Correlation Between ICF International and BrightView Holdings
Can any of the company-specific risk be diversified away by investing in both ICF International and BrightView Holdings at the same time? Although using a correlation coefficient on its own may not help to predict future stock returns, this module helps to understand the diversifiable risk of combining ICF International and BrightView Holdings into the same portfolio, which is an essential part of the fundamental portfolio management process.
By analyzing existing cross correlation between ICF International and BrightView Holdings, you can compare the effects of market volatilities on ICF International and BrightView Holdings and check how they will diversify away market risk if combined in the same portfolio for a given time horizon. You can also utilize pair trading strategies of matching a long position in ICF International with a short position of BrightView Holdings. Check out your portfolio center. Please also check ongoing floating volatility patterns of ICF International and BrightView Holdings.
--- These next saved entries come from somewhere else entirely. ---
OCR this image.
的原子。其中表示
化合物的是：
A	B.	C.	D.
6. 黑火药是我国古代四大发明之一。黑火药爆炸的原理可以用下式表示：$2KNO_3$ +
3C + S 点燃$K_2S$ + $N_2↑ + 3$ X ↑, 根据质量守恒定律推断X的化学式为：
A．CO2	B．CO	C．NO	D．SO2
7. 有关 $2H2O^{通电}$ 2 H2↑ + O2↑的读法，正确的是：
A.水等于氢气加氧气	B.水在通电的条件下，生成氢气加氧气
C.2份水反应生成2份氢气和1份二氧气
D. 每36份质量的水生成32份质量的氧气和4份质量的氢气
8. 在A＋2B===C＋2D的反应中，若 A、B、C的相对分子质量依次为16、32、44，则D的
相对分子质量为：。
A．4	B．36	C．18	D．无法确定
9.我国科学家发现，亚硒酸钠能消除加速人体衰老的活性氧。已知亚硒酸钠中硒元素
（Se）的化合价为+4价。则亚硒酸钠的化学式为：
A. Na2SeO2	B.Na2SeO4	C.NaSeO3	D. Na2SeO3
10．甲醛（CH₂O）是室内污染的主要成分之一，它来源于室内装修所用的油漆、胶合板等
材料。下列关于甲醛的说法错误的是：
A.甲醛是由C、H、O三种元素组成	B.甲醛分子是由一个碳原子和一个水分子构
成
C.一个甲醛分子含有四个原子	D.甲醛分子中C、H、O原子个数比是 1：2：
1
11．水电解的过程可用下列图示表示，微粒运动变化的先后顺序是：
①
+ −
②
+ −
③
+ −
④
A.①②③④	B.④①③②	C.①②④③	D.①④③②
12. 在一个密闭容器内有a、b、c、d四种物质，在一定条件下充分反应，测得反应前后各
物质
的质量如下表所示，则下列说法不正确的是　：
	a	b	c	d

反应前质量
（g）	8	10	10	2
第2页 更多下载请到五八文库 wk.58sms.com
Diversification Opportunities for ICF International and BrightView Holdings
0.93 | Correlation Coefficient |
Almost no diversification
The 3 months correlation between ICF and BrightView is 0.93. Overlapping area represents the amount of risk that can be diversified away by holding ICF International and BrightView Holdings in the same portfolio, assuming nothing else is changed. The correlation between historical prices or returns on BrightView Holdings and ICF International is a relative statistical measure of the degree to which these equity instruments tend to move together. The correlation coefficient measures the extent to which returns on ICF International are associated (or correlated) with BrightView Holdings. Values of the correlation coefficient range from -1 to +1, where. The correlation of zero (0) is possible when the price movement of BrightView Holdings has no effect on the direction of ICF International i.e., ICF International and BrightView Holdings go up and down completely randomly.
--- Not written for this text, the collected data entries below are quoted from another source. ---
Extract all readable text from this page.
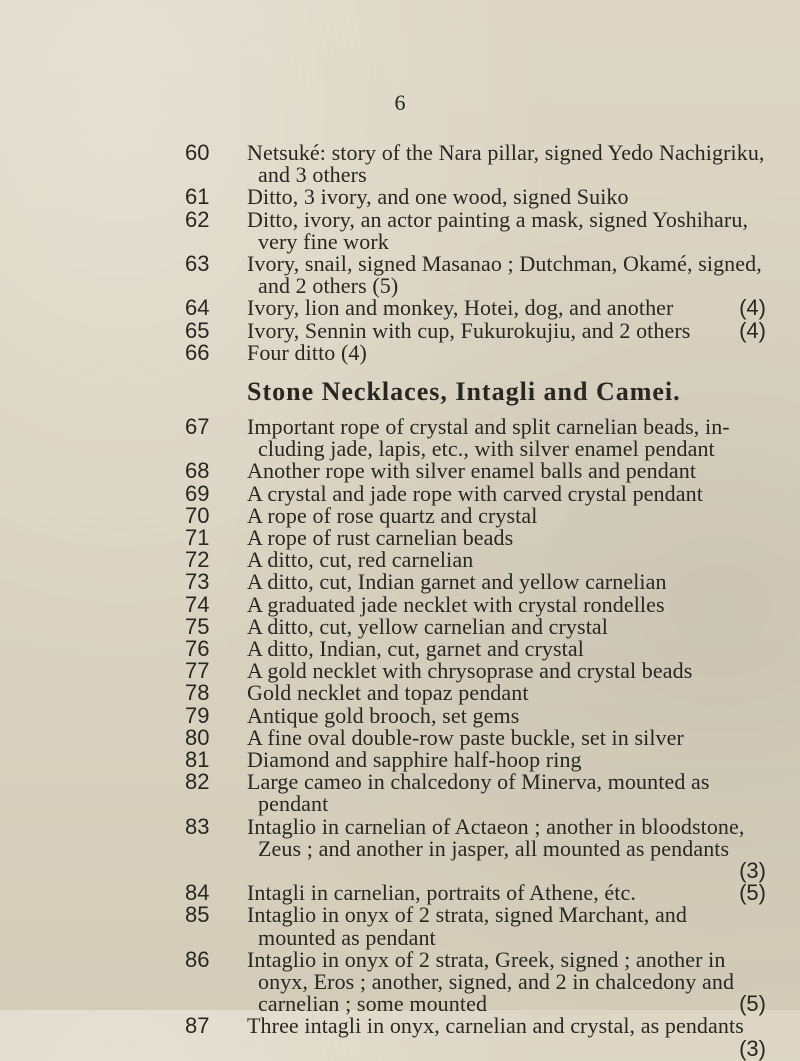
6
60	Netsuké: story of the Nara pillar, signed Yedo Nachigriku,
and 3 others
61	Ditto, 3 ivory, and one wood, signed Suiko
62	Ditto, ivory, an actor painting a mask, signed Yoshiharu,
very fine work
63	Ivory, snail, signed Masanao ; Dutchman, Okamé, signed,
and 2 others (5)
64	Ivory, lion and monkey, Hotei, dog, and another	(4)
65	Ivory, Sennin with cup, Fukurokujiu, and 2 others	(4)
66	Four ditto (4)
Stone Necklaces, Intagli and Camei.
67	Important rope of crystal and split carnelian beads, in-
cluding jade, lapis, etc., with silver enamel pendant
68	Another rope with silver enamel balls and pendant
69	A crystal and jade rope with carved crystal pendant
70	A rope of rose quartz and crystal
71	A rope of rust carnelian beads
72	A ditto, cut, red carnelian
73	A ditto, cut, Indian garnet and yellow carnelian
74	A graduated jade necklet with crystal rondelles
75	A ditto, cut, yellow carnelian and crystal
76	A ditto, Indian, cut, garnet and crystal
77	A gold necklet with chrysoprase and crystal beads
78	Gold necklet and topaz pendant
79	Antique gold brooch, set gems
80	A fine oval double-row paste buckle, set in silver
81	Diamond and sapphire half-hoop ring
82	Large cameo in chalcedony of Minerva, mounted as
pendant
83	Intaglio in carnelian of Actaeon ; another in bloodstone,
Zeus ; and another in jasper, all mounted as pendants
(3)
84	Intagli in carnelian, portraits of Athene, étc.	(5)
85	Intaglio in onyx of 2 strata, signed Marchant, and
mounted as pendant
86	Intaglio in onyx of 2 strata, Greek, signed ; another in
onyx, Eros ; another, signed, and 2 in chalcedony and
carnelian ; some mounted	(5)
87	Three intagli in onyx, carnelian and crystal, as pendants
(3)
Pair Corralation between ICF International and BrightView Holdings
Given the investment horizon of 90 days ICF International is expected to under-perform the BrightView Holdings. In addition to that, ICF International is 1.5 times more volatile than BrightView Holdings. It trades about -0.15 of its total potential returns per unit of risk. BrightView Holdings is currently generating about -0.15 per unit of volatility. If you would invest 1,640 in BrightView Holdings on December 25, 2024 and sell it today you would lose (314.00) from holding BrightView Holdings or give up 19.15% of portfolio value over 90 days.
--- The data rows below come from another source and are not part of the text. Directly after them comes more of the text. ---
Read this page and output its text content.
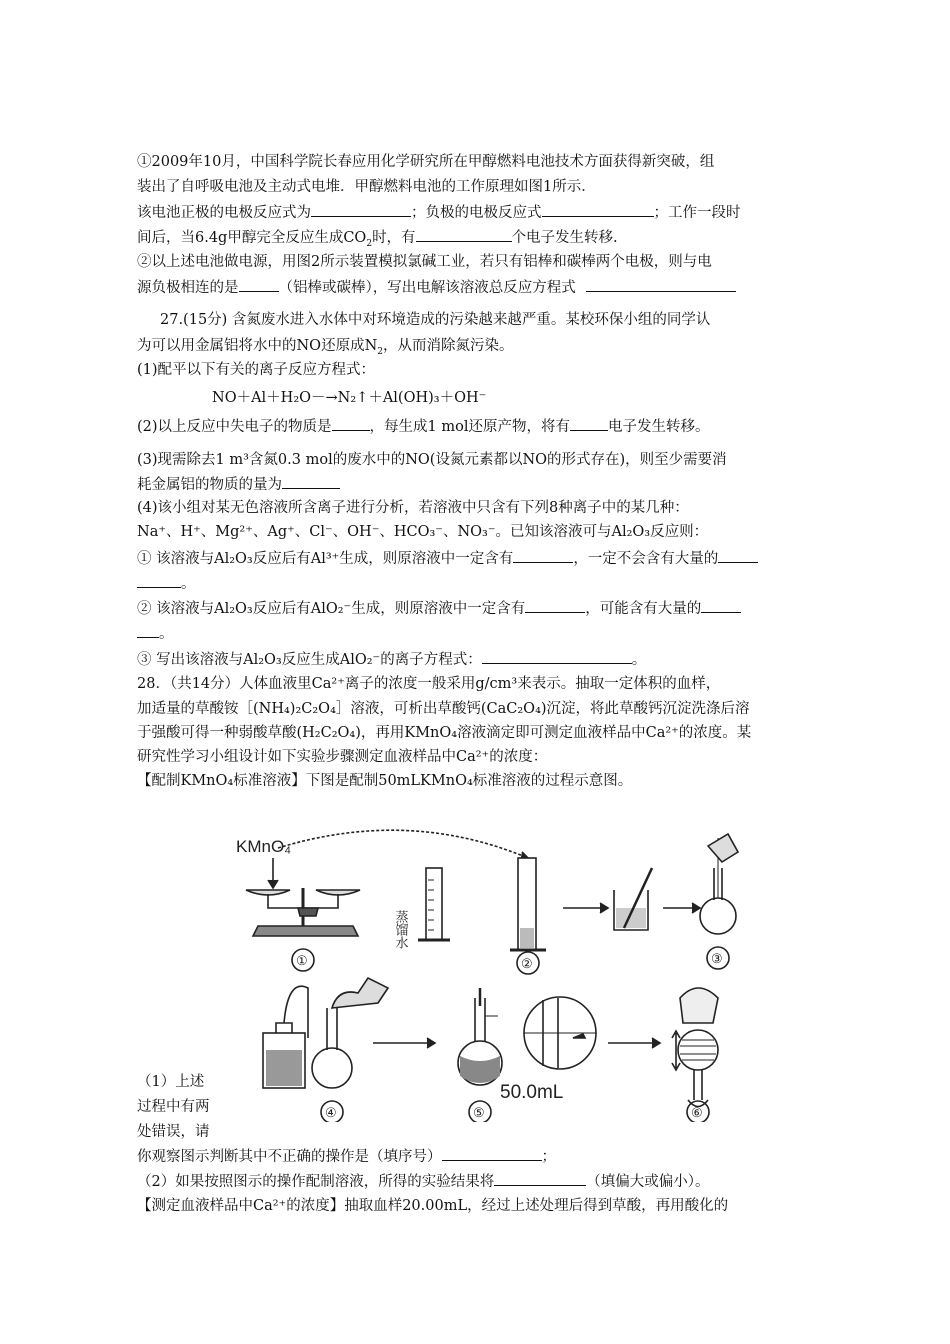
①2009年10月，中国科学院长春应用化学研究所在甲醇燃料电池技术方面获得新突破，组
装出了自呼吸电池及主动式电堆．甲醇燃料电池的工作原理如图1所示．
该电池正极的电极反应式为	；负极的电极反应式	；工作一段时
间后，当6.4g甲醇完全反应生成$CO_2$时，有	个电子发生转移.
②以上述电池做电源，用图2所示装置模拟氯碱工业，若只有铝棒和碳棒两个电极，则与电
源负极相连的是	（铝棒或碳棒），写出电解该溶液总反应方程式
27.(15分) 含氮废水进入水体中对环境造成的污染越来越严重。某校环保小组的同学认
为可以用金属铝将水中的NO还原成$N_2$，从而消除氮污染。
(1)配平以下有关的离子反应方程式：
NO＋Al＋H₂O－→N₂↑＋Al(OH)₃＋OH⁻
(2)以上反应中失电子的物质是	，每生成1 mol还原产物，将有	电子发生转移。
(3)现需除去1 m³含氮0.3 mol的废水中的NO(设氮元素都以NO的形式存在)，则至少需要消
耗金属铝的物质的量为
(4)该小组对某无色溶液所含离子进行分析，若溶液中只含有下列8种离子中的某几种：
Na⁺、H⁺、Mg²⁺、Ag⁺、Cl⁻、OH⁻、HCO₃⁻、NO₃⁻。已知该溶液可与Al₂O₃反应则：
① 该溶液与Al₂O₃反应后有Al³⁺生成，则原溶液中一定含有	，一定不会含有大量的
。
② 该溶液与Al₂O₃反应后有AlO₂⁻生成，则原溶液中一定含有	，可能含有大量的
。
③ 写出该溶液与Al₂O₃反应生成AlO₂⁻的离子方程式：	。
28．（共14分）人体血液里Ca²⁺离子的浓度一般采用g/cm³来表示。抽取一定体积的血样，
加适量的草酸铵［(NH₄)₂C₂O₄］溶液，可析出草酸钙(CaC₂O₄)沉淀，将此草酸钙沉淀洗涤后溶
于强酸可得一种弱酸草酸(H₂C₂O₄)，再用KMnO₄溶液滴定即可测定血液样品中Ca²⁺的浓度。某
研究性学习小组设计如下实验步骤测定血液样品中Ca²⁺的浓度：
【配制KMnO₄标准溶液】下图是配制50mLKMnO₄标准溶液的过程示意图。
KMnO₄
蒸馏水
①	②	③
④
50.0mL
⑤	⑥
（1）上述
过程中有两
处错误，请
你观察图示判断其中不正确的操作是（填序号）	；
（2）如果按照图示的操作配制溶液，所得的实验结果将	（填偏大或偏小）。
【测定血液样品中Ca²⁺的浓度】抽取血样20.00mL，经过上述处理后得到草酸，再用酸化的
Time Period | 3 Months [change] |
Direction | Moves Together |
Strength | Very Strong |
Accuracy | 100.0% |
Values | Daily Returns |
ICF International vs. BrightView Holdings
Performance |
Timeline |
ICF International |
BrightView Holdings |
ICF International and BrightView Holdings Volatility Contrast
Predicted Return Density |
Returns |
Pair Trading with ICF International and BrightView Holdings
The main advantage of trading using opposite ICF International and BrightView Holdings positions is that it hedges away some unsystematic risk. Because of two separate transactions, even if ICF International position performs unexpectedly, BrightView Holdings can make up some of the losses. Pair trading also minimizes risk from directional movements in the market. For example, if an entire industry or sector drops because of unexpected headlines, the short position in BrightView Holdings will offset losses from the drop in BrightView Holdings' long position.ICF International vs. Forrester Research | ICF International vs. Huron Consulting Group | ICF International vs. Franklin Covey | ICF International vs. FTI Consulting |
BrightView Holdings vs. Network 1 Technologies | BrightView Holdings vs. Civeo Corp | BrightView Holdings vs. Maximus | BrightView Holdings vs. CBIZ Inc |
Check out your portfolio center.Note that this page's information should be used as a complementary analysis to find the right mix of equity instruments to add to your existing portfolios or create a brand new portfolio. You can also try the Equity Forecasting module to use basic forecasting models to generate price predictions and determine price momentum.